On Wednesday, the ACLU filed in U.S. District Court in New York to force the Department of Justice, the Department of Defense, and the CIA to release records on overseas drone use, in compliance with a Freedom of Information Act request.
“Our government’s deliberate and premeditated killing of American terrorism suspects raises profound questions that ought to be the subject of public debate,” the ACLU said in a statement. “Unfortunately the Obama administration has released very little information about the practice — its official position is that the targeted killing program is a state secret — and some of the information it has released has been misleading.”
The ACLU filed a FOIA request on October 19, 2011 for records “related to the factual and legal bases for the targeted killing of U.S. citizens,” but their request was repeatedly either denied, or a response delayed.

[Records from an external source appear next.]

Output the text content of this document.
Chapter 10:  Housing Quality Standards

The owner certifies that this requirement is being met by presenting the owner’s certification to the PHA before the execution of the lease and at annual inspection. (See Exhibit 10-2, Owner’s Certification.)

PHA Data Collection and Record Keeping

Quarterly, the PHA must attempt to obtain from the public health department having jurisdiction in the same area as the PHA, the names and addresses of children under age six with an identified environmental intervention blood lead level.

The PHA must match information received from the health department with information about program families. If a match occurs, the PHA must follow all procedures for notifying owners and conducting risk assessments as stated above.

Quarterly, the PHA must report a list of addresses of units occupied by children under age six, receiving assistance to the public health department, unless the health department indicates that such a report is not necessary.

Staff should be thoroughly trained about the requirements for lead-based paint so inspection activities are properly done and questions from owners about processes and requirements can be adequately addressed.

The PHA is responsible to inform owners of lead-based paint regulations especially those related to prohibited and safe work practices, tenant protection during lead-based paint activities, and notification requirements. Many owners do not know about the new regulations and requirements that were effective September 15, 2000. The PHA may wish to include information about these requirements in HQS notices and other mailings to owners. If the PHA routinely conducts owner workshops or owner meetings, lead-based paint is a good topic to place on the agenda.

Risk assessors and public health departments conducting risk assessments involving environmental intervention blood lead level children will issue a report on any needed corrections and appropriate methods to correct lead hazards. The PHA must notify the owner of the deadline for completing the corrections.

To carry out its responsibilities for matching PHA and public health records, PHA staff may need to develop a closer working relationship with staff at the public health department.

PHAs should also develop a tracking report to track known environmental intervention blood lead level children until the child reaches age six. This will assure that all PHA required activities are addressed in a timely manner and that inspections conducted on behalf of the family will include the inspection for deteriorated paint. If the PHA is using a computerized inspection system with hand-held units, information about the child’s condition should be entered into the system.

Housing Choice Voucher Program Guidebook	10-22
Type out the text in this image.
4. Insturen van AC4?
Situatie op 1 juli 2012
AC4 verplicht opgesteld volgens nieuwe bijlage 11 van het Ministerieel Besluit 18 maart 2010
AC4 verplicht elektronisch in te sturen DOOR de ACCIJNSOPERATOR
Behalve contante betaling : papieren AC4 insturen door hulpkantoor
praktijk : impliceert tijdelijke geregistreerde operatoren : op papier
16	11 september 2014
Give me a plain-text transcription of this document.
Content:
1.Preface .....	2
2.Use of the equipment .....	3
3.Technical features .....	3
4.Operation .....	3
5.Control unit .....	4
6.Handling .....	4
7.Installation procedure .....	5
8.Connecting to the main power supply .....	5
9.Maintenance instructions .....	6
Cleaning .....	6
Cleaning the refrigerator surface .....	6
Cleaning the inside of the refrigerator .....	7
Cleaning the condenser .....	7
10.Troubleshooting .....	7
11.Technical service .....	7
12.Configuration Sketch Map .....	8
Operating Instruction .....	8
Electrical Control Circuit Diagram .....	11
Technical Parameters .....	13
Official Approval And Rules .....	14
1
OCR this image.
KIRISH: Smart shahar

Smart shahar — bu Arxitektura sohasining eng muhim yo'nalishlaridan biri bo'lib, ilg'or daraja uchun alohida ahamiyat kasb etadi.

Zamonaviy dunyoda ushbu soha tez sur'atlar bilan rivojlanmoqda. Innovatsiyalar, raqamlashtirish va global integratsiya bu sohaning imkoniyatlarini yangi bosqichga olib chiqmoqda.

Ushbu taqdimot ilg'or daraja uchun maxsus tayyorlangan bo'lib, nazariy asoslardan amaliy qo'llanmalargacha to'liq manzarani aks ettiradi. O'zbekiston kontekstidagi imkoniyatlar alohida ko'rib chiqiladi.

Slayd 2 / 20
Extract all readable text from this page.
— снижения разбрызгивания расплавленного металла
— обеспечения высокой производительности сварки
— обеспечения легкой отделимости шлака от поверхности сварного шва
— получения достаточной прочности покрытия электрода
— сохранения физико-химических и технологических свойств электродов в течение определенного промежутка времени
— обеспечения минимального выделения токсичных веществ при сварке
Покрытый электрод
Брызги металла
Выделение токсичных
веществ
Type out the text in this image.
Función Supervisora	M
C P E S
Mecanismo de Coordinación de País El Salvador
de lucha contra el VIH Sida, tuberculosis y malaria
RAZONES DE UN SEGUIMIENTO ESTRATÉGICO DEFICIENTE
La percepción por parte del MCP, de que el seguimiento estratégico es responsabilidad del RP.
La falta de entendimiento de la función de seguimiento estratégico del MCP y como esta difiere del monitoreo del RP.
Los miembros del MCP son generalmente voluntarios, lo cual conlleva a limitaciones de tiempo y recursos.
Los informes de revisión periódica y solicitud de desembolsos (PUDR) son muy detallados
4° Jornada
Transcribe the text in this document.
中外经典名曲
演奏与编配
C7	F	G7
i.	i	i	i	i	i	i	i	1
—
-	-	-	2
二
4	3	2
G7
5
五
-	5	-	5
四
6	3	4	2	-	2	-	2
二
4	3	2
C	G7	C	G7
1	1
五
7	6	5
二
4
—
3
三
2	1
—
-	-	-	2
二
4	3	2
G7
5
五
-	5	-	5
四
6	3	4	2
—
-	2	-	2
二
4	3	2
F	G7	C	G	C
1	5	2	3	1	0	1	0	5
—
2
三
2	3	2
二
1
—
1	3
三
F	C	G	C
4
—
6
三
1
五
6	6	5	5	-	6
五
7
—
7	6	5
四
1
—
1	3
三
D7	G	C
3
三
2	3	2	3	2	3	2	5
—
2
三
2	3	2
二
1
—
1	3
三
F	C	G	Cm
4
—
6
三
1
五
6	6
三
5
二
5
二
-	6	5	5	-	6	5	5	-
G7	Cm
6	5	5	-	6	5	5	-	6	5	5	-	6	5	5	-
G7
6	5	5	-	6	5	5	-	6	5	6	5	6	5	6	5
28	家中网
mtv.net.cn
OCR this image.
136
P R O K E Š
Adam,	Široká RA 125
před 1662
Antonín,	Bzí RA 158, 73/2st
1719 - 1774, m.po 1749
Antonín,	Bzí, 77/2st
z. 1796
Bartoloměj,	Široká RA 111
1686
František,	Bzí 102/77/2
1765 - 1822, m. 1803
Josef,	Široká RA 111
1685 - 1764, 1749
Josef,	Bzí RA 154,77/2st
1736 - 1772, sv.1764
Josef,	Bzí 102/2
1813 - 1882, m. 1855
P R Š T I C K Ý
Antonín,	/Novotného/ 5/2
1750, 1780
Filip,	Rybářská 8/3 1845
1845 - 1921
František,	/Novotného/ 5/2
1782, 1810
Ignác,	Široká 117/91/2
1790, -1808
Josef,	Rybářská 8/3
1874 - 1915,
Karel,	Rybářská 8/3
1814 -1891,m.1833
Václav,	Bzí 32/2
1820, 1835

According to the suit, “media reports reveal that at least three American citizens have been killed over the last four months by unmanned aerial vehicles — commonly known as ‘drones’ — on the basis of unilateral decisions made by the executive branch.”
“Although U.S. government officials, including the President and the Secretary of Defense, have made statements on the record confirming the existence of the targeted killing program, the government has not disclosed the process by which it adds names to so-called ‘kill lists;’ the standards under which it determines which Americans may be put to death; or the evidentiary bases on which it concluded that those standards were satisfied in any particular case,” the complaint states.
In 2010 it came to light that Anwar al-Awlaki, a U.S. citizen, had been placed on the list of targets for the overseas strikes. He was later killed by a drone strike in Yemen in September, 2011. Another U.S. citizen, Samir Khan, was reportedly killed in the same attack. And shortly after, in October, Abdulrahman al-Awlaki, also a U.S. citizen, was reportedly killed in Yemen.
“The government has refused to release its legal or evidentiary bases for the September 30 and October 14, strikes,” the suit says. “It has not explained whether Samir Khan and Abdulrahman al-Awlaki were killed ‘collaterally’ or were targeted themselves.”
President Obama recently addressed concerns over his administration’s use of drones in an online town hall in January. “I want to make sure that people understand that drones have not caused a huge number of civilian casualties,” he said. “For the most part, they have been very precise, precision strikes against al-Qaeda and their affiliates.”
The ACLU is asking for the immediate release of the records, and reimbursement for court costs.